Take a gander at a few US Open matches this week. After each set, they have a graphic showing (among other vital stats) the number of winners and the number of unforced errors each player had in the set. See: https://www.eurosport.com/tennis/roger-federer-v-marin-cilic-match-stats_sto6503082/story.shtml

 

[bhobba]

Interesting thread. Tennis and cricket are my favorite watching sports - table tennis was my favorite playing sport before arthritis stopped me.

Just a bit of humor (with maybe some serious stuff thrown in) - analysing tennis is interesting - but can you analyse Kyrgios - if so Tennis Australia will likely pay you a fortune. Player psychology seems one of the most important factors, if not the most important factor. Kyrgios doesn't even seem to even care when playing lesser players, in fact he seems to play tennis just for fun - he is not really in love with Tennis - it's just something he, when hot, is very good at. Kind of reminds me of another great Australian player - Lew Hoad. He couldn't care less about playing lesser players but bought his A game out when playing someone he thought worth it such as his good friend Pancho Gonzales who said of Lew - 'He was the only guy who, if I was playing my best tennis, could still beat me'. Gonzales was well known not to be - how to put it - the friendly type - but he really liked Lew - everybody did - for Lew having good friends was more important than winning. When matched against someone who he thought worthy of his talent Lew gave his best - not because he enjoyed humbling opponents - only because it was unworthy of him as their friend not to give his best.

Thanks
Bill

 

[bhobba]

In any case, my style of play is what is most commonly called being a "pusher."

So was I - the other characteristic of a pusher, and this was me for sure - they do not see the court as side to side but up and down. I would try to get to the mid court. If a player stayed on the baseline I would try and drop them or come and and do a drop volley - if they came in I would try and lob them. Like all pushers my nemesis was a true serve volleyer - they made me look sick - it was humiliating.

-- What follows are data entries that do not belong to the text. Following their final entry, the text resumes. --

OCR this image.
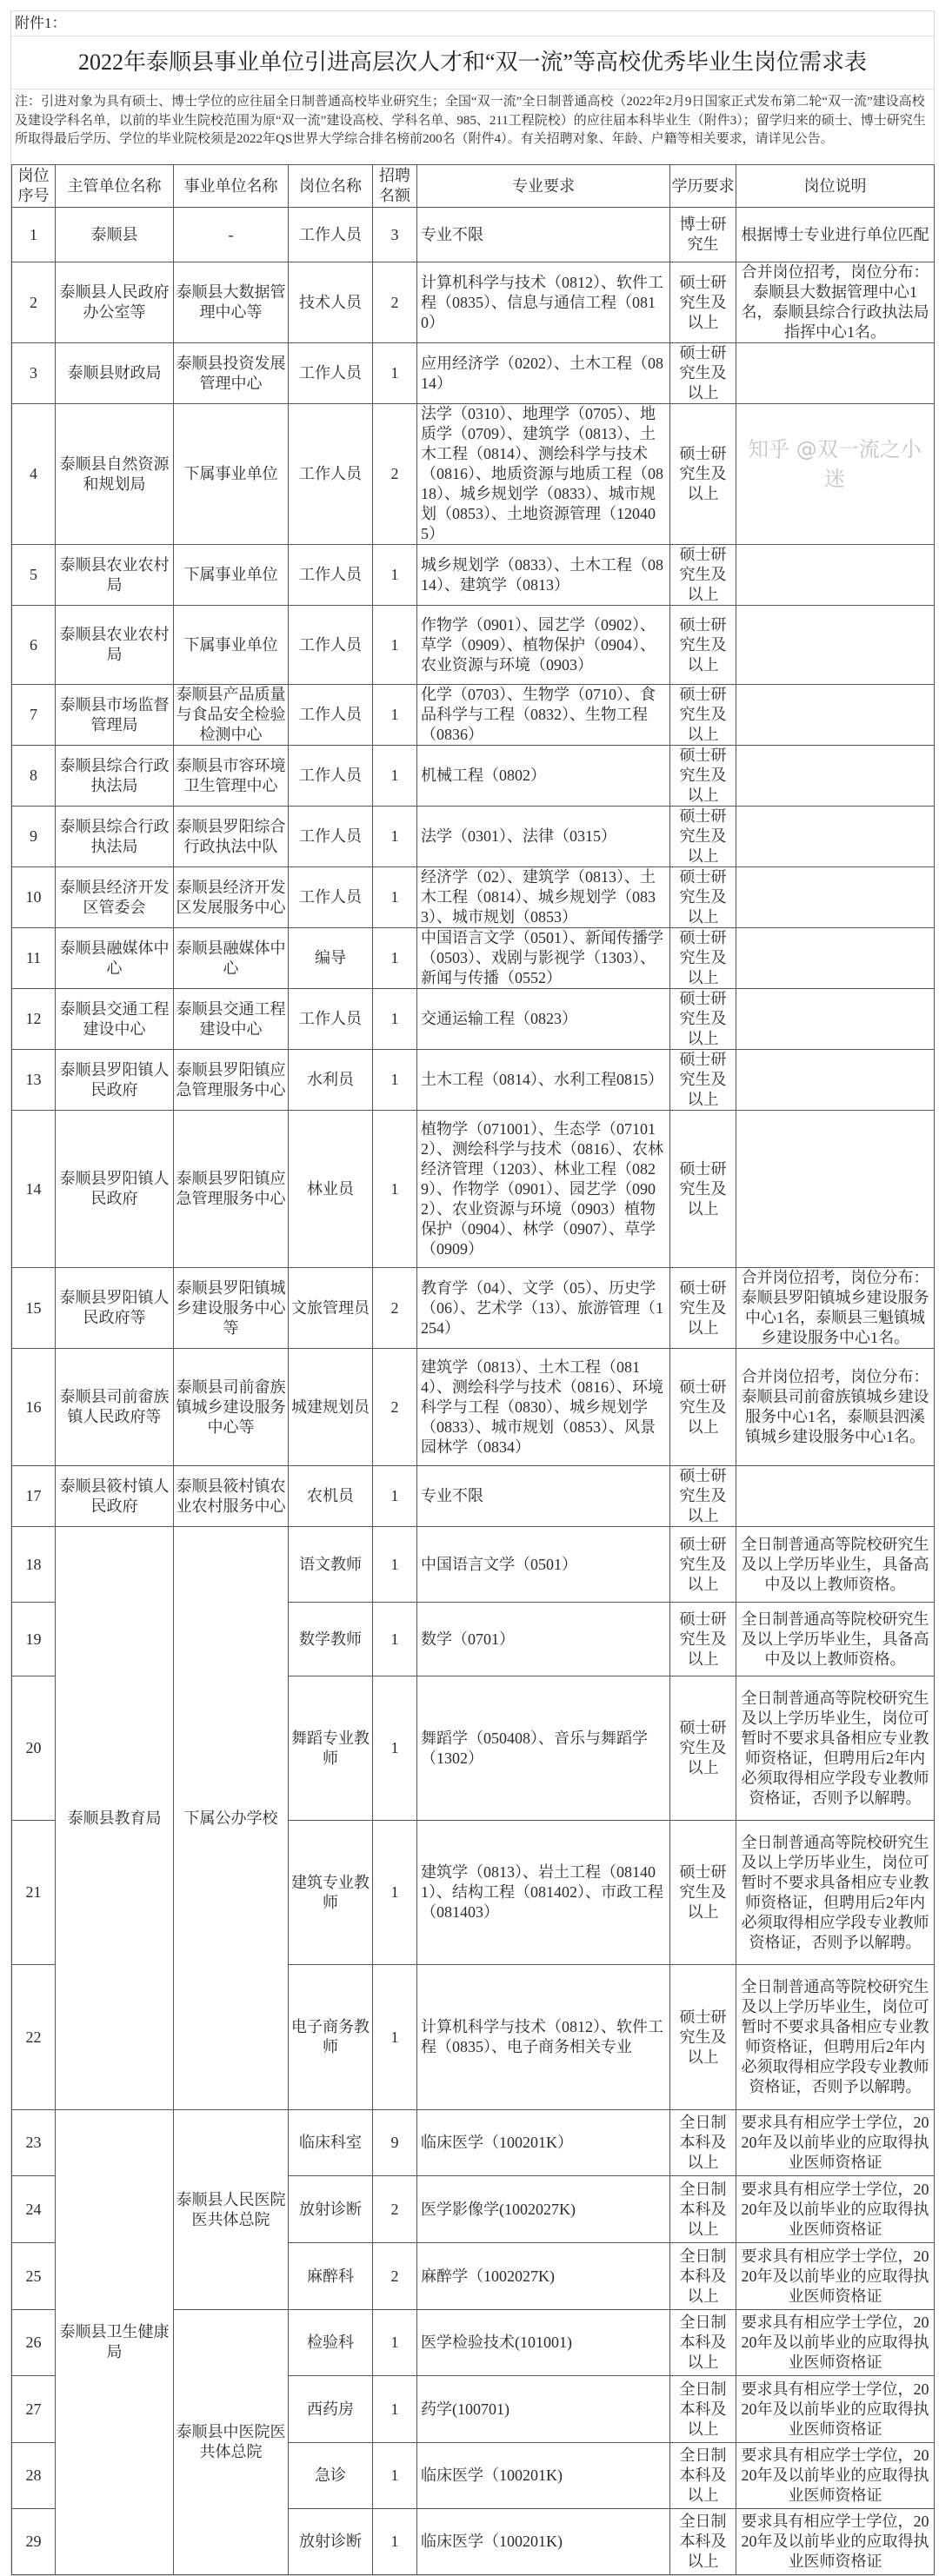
附件1：
2022年泰顺县事业单位引进高层次人才和“双一流”等高校优秀毕业生岗位需求表
注：引进对象为具有硕士、博士学位的应往届全日制普通高校毕业研究生；全国“双一流”全日制普通高校（2022年2月9日国家正式发布第二轮“双一流”建设高校及建设学科名单，以前的毕业生院校范围为原“双一流”建设高校、学科名单、985、211工程院校）的应往届本科毕业生（附件3）；留学归来的硕士、博士研究生所取得最后学历、学位的毕业院校须是2022年QS世界大学综合排名榜前200名（附件4）。有关招聘对象、年龄、户籍等相关要求，请详见公告。
岗位序号	主管单位名称	事业单位名称	岗位名称	招聘名额	专业要求	学历要求	岗位说明
1	泰顺县	-	工作人员	3	专业不限	博士研究生	根据博士专业进行单位匹配
2	泰顺县人民政府办公室等	泰顺县大数据管理中心等	技术人员	2	计算机科学与技术（0812）、软件工程（0835）、信息与通信工程（0810）	硕士研究生及以上	合并岗位招考，岗位分布：泰顺县大数据管理中心1名，泰顺县综合行政执法局指挥中心1名。
3	泰顺县财政局	泰顺县投资发展管理中心	工作人员	1	应用经济学（0202）、土木工程（0814）	硕士研究生及以上	
4	泰顺县自然资源和规划局	下属事业单位	工作人员	2	法学（0310）、地理学（0705）、地质学（0709）、建筑学（0813）、土木工程（0814）、测绘科学与技术（0816）、地质资源与地质工程（0818）、城乡规划学（0833）、城市规划（0853）、土地资源管理（120405）	硕士研究生及以上	
5	泰顺县农业农村局	下属事业单位	工作人员	1	城乡规划学（0833）、土木工程（0814）、建筑学（0813）	硕士研究生及以上	
6	泰顺县农业农村局	下属事业单位	工作人员	1	作物学（0901）、园艺学（0902）、草学（0909）、植物保护（0904）、农业资源与环境（0903）	硕士研究生及以上	
7	泰顺县市场监督管理局	泰顺县产品质量与食品安全检验检测中心	工作人员	1	化学（0703）、生物学（0710）、食品科学与工程（0832）、生物工程（0836）	硕士研究生及以上	
8	泰顺县综合行政执法局	泰顺县市容环境卫生管理中心	工作人员	1	机械工程（0802）	硕士研究生及以上	
9	泰顺县综合行政执法局	泰顺县罗阳综合行政执法中队	工作人员	1	法学（0301）、法律（0315）	硕士研究生及以上	
10	泰顺县经济开发区管委会	泰顺县经济开发区发展服务中心	工作人员	1	经济学（02）、建筑学（0813）、土木工程（0814）、城乡规划学（0833）、城市规划（0853）	硕士研究生及以上	
11	泰顺县融媒体中心	泰顺县融媒体中心	编导	1	中国语言文学（0501）、新闻传播学（0503）、戏剧与影视学（1303）、新闻与传播（0552）	硕士研究生及以上	
12	泰顺县交通工程建设中心	泰顺县交通工程建设中心	工作人员	1	交通运输工程（0823）	硕士研究生及以上	
13	泰顺县罗阳镇人民政府	泰顺县罗阳镇应急管理服务中心	水利员	1	土木工程（0814）、水利工程0815）	硕士研究生及以上	
14	泰顺县罗阳镇人民政府	泰顺县罗阳镇应急管理服务中心	林业员	1	植物学（071001）、生态学（071012）、测绘科学与技术（0816）、农林经济管理（1203）、林业工程（0829）、作物学（0901）、园艺学（0902）、农业资源与环境（0903）植物保护（0904）、林学（0907）、草学（0909）	硕士研究生及以上	
15	泰顺县罗阳镇人民政府等	泰顺县罗阳镇城乡建设服务中心等	文旅管理员	2	教育学（04）、文学（05）、历史学（06）、艺术学（13）、旅游管理（1254）	硕士研究生及以上	合并岗位招考，岗位分布：泰顺县罗阳镇城乡建设服务中心1名，泰顺县三魁镇城乡建设服务中心1名。
16	泰顺县司前畲族镇人民政府等	泰顺县司前畲族镇城乡建设服务中心等	城建规划员	2	建筑学（0813）、土木工程（0814）、测绘科学与技术（0816）、环境科学与工程（0830）、城乡规划学（0833）、城市规划（0853）、风景园林学（0834）	硕士研究生及以上	合并岗位招考，岗位分布：泰顺县司前畲族镇城乡建设服务中心1名，泰顺县泗溪镇城乡建设服务中心1名。
17	泰顺县筱村镇人民政府	泰顺县筱村镇农业农村服务中心	农机员	1	专业不限	硕士研究生及以上	
18	泰顺县教育局	下属公办学校	语文教师	1	中国语言文学（0501）	硕士研究生及以上	全日制普通高等院校研究生及以上学历毕业生，具备高中及以上教师资格。
19			数学教师	1	数学（0701）	硕士研究生及以上	全日制普通高等院校研究生及以上学历毕业生，具备高中及以上教师资格。
20			舞蹈专业教师	1	舞蹈学（050408）、音乐与舞蹈学（1302）	硕士研究生及以上	全日制普通高等院校研究生及以上学历毕业生，岗位可暂时不要求具备相应专业教师资格证，但聘用后2年内必须取得相应学段专业教师资格证，否则予以解聘。
21			建筑专业教师	1	建筑学（0813）、岩土工程（081401）、结构工程（081402）、市政工程（081403）	硕士研究生及以上	全日制普通高等院校研究生及以上学历毕业生，岗位可暂时不要求具备相应专业教师资格证，但聘用后2年内必须取得相应学段专业教师资格证，否则予以解聘。
22			电子商务教师	1	计算机科学与技术（0812）、软件工程（0835）、电子商务相关专业	硕士研究生及以上	全日制普通高等院校研究生及以上学历毕业生，岗位可暂时不要求具备相应专业教师资格证，但聘用后2年内必须取得相应学段专业教师资格证，否则予以解聘。
23	泰顺县卫生健康局	泰顺县人民医院医共体总院	临床科室	9	临床医学（100201K）	全日制本科及以上	要求具有相应学士学位，2020年及以前毕业的应取得执业医师资格证
24			放射诊断	2	医学影像学(1002027K)	全日制本科及以上	要求具有相应学士学位，2020年及以前毕业的应取得执业医师资格证
25			麻醉科	2	麻醉学（1002027K)	全日制本科及以上	要求具有相应学士学位，2020年及以前毕业的应取得执业医师资格证
26		泰顺县中医院医共体总院	检验科	1	医学检验技术(101001)	全日制本科及以上	要求具有相应学士学位，2020年及以前毕业的应取得执业医师资格证
27			西药房	1	药学(100701)	全日制本科及以上	要求具有相应学士学位，2020年及以前毕业的应取得执业医师资格证
28			急诊	1	临床医学（100201K)	全日制本科及以上	要求具有相应学士学位，2020年及以前毕业的应取得执业医师资格证
29			放射诊断	1	临床医学（100201K)	全日制本科及以上	要求具有相应学士学位，2020年及以前毕业的应取得执业医师资格证
知乎 @双一流之小迷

Seriously tactics vary with the type of player you are. Best to be an all court player - they have so many different strategies they can employ. They can be the unpredictable player - serving and volleying or staying back totally unpredictably. They can play percentage tennis. They can be the chameleon - the player your opponent would least like to see eg for a serve-volleyer the best strategy is to serve volley and take the net away from them - they hate that.

Thanks
Bill

 

[Orodruin]

As has already been indicated, the first step in making a more realistic model would be to include three possible outcomes, winner, returm, and unforced error. That should already make the model a lot better even if you are really on a continuum of possible shots. The next step would likely be to include different probabilities for the serve since that is the most impactful shot and the server has complete control.

As it stands, your model goes clearly against the most basic experience and data and in my book that makes it useless unless you refine it.